L’allarme dell’Unhcr: “Otto migranti su dieci riportati indietro nei lager libici”

È un trend nuovo e preoccupante quello registrato nel dossier dell’Unhcr sui “Viaggi disperati”, un trend di rischi crescenti per un flusso migratorio che non si ferma caratterizzato negli ultimi sei mesi dell’anno dal vuoto nei soccorsi in mare, dai porti chiusi in Italia e dall’assenza di quell’automatico meccanismo di sbarchi e condivisione dei migranti tra gli Stati europei che Unhcr e Oim sollecitano per evitare i ripetuti casi di navi costrette a rimanere in mare per giorni in attesa dell’assegnazione di un porto sicuro. Circostanze che danno la percezione del fenomeno migratorio come emergenza quando emergenza non è. Un dato su tutti: oltre un milione di migranti arrivato in Europa nel 2015, appena 139.000 nel 2018, la metà dei quali arrivati in Spagna diventato il primo paese di approdo con oltre 65mila persone a fronte dei 23.400 sbarcati in Italia e dei 50.500 in Grecia. 

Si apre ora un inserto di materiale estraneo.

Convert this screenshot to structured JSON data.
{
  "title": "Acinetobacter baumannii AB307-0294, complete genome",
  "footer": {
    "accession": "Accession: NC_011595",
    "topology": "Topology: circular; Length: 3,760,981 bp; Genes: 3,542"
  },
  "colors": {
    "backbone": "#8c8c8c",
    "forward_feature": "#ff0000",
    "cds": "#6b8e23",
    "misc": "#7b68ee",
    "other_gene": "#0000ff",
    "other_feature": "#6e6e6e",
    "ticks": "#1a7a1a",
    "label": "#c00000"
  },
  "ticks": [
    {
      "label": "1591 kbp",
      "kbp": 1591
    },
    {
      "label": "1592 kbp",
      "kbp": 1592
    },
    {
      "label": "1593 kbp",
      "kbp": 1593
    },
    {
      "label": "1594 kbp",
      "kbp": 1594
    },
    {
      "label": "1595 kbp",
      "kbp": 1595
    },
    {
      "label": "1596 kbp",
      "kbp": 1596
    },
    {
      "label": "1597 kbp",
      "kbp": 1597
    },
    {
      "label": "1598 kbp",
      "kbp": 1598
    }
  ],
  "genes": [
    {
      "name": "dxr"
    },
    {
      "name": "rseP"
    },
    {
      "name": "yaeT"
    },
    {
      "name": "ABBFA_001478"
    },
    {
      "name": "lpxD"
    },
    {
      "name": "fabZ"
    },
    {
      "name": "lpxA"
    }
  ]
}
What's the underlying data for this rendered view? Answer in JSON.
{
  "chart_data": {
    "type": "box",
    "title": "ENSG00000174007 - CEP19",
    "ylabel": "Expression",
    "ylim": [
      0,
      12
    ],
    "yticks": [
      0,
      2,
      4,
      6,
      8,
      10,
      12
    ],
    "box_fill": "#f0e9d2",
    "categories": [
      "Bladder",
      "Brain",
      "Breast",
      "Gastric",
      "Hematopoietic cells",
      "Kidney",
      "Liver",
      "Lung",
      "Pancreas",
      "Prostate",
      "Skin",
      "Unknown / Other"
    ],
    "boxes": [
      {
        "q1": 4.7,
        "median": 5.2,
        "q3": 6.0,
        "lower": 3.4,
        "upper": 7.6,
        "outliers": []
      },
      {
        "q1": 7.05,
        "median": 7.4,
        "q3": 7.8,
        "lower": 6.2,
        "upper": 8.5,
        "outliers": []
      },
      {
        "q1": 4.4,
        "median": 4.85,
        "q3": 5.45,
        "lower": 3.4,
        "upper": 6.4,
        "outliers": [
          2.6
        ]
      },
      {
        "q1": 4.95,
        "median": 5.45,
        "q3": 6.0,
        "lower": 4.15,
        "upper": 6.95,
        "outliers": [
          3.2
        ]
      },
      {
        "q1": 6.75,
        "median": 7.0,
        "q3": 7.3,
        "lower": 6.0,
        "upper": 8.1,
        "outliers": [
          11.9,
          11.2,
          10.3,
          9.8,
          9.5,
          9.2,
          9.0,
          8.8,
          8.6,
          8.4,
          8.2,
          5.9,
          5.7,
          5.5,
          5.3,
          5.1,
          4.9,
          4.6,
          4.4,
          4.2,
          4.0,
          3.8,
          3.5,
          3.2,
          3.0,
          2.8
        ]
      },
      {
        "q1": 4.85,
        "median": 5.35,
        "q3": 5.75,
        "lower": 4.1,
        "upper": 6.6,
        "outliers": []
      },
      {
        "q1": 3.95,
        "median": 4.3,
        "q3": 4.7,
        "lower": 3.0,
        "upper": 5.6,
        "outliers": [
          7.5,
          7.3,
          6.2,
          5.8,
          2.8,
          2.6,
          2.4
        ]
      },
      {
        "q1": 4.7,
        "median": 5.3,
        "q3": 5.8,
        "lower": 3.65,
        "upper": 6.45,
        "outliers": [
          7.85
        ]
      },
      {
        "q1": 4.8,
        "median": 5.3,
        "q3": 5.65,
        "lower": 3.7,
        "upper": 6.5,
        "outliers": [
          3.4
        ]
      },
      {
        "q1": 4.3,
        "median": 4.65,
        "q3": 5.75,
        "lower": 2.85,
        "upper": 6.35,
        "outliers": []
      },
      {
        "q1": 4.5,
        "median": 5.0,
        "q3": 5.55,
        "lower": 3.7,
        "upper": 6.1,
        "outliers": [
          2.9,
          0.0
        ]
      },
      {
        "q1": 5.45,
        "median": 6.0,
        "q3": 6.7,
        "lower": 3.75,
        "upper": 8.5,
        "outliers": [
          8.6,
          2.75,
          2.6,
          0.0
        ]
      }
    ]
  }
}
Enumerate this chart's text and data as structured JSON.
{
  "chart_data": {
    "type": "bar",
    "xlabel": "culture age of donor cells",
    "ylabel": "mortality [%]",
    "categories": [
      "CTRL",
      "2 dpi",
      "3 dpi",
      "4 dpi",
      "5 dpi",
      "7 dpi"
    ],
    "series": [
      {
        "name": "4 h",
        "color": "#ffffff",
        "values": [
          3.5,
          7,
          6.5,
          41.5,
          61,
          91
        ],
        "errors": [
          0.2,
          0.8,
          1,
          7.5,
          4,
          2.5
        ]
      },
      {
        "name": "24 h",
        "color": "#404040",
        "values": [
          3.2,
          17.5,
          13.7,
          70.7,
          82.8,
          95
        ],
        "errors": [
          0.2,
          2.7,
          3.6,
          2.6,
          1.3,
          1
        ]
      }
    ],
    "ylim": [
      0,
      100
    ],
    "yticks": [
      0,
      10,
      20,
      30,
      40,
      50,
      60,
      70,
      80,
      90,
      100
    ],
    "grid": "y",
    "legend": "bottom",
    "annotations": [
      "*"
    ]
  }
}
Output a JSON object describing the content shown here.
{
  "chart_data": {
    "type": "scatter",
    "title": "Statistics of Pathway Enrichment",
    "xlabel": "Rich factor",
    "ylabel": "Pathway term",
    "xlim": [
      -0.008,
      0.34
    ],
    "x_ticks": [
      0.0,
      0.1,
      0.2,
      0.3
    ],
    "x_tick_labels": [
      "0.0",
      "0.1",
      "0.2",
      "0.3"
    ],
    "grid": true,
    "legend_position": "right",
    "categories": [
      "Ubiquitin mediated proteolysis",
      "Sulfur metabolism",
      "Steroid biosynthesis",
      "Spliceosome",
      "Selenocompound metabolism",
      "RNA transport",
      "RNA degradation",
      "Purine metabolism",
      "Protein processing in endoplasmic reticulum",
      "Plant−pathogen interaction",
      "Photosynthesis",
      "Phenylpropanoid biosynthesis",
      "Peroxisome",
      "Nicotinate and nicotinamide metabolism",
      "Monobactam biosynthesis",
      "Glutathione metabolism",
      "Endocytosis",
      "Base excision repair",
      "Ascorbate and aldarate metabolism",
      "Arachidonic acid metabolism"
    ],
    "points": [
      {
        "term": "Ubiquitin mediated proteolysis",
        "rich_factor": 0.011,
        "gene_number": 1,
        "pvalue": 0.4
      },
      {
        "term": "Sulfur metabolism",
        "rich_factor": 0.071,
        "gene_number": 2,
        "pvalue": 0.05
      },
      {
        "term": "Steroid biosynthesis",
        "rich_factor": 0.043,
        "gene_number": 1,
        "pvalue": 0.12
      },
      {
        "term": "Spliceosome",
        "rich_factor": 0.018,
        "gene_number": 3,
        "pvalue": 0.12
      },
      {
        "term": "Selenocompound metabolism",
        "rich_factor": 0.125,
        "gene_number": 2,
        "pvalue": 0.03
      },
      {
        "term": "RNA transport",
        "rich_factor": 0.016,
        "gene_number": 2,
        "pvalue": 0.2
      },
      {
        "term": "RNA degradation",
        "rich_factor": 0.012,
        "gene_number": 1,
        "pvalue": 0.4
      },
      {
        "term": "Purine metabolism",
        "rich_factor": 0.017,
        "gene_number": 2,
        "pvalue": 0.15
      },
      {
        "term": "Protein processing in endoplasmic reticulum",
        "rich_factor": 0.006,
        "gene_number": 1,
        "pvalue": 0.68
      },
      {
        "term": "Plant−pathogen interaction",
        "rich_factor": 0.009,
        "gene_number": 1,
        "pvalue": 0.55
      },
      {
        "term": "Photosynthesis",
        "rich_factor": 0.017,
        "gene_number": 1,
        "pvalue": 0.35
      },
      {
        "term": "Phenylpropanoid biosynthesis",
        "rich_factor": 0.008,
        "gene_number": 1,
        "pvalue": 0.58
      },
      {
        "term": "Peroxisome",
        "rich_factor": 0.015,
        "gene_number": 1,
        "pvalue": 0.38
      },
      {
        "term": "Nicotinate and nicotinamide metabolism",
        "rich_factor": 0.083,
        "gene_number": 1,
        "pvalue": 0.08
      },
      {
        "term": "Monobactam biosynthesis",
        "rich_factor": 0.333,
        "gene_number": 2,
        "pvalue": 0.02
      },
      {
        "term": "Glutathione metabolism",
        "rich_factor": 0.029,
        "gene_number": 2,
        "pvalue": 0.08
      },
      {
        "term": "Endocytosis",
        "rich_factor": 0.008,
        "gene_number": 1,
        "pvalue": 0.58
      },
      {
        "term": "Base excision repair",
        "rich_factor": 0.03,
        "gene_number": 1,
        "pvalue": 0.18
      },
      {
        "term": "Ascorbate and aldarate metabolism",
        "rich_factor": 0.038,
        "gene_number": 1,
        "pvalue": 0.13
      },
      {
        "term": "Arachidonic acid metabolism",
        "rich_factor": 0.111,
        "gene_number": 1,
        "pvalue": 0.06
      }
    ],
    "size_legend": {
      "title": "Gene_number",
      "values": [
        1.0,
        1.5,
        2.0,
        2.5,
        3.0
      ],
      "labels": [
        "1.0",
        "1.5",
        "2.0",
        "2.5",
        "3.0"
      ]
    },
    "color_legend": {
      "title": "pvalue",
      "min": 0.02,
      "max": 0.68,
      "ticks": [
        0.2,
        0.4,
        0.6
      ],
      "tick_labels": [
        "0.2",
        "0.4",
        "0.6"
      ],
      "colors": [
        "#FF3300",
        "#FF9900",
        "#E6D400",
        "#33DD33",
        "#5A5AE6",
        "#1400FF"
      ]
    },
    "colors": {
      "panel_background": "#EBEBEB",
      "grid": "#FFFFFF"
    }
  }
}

Chi è stato intercettato e riportato nell’inferno libico ci riproverà affidandosi ai trafficanti perché “meglio rischiare la morte che rimanere in Libia”. Per questo l’Unhcr chiede con forza un intervento sul governo libico perché le persone soccorse non vengano sottoposte ad una detenzione immotivata e perché vengano incrementati i corridoi umanitari per portare in Europa, per vie legali, i rifugiati in condizioni di vulnerabilità: 2.404 le persone evacuate dalla Libia, sei volte di più che nel 2017 ma ancora troppo poche.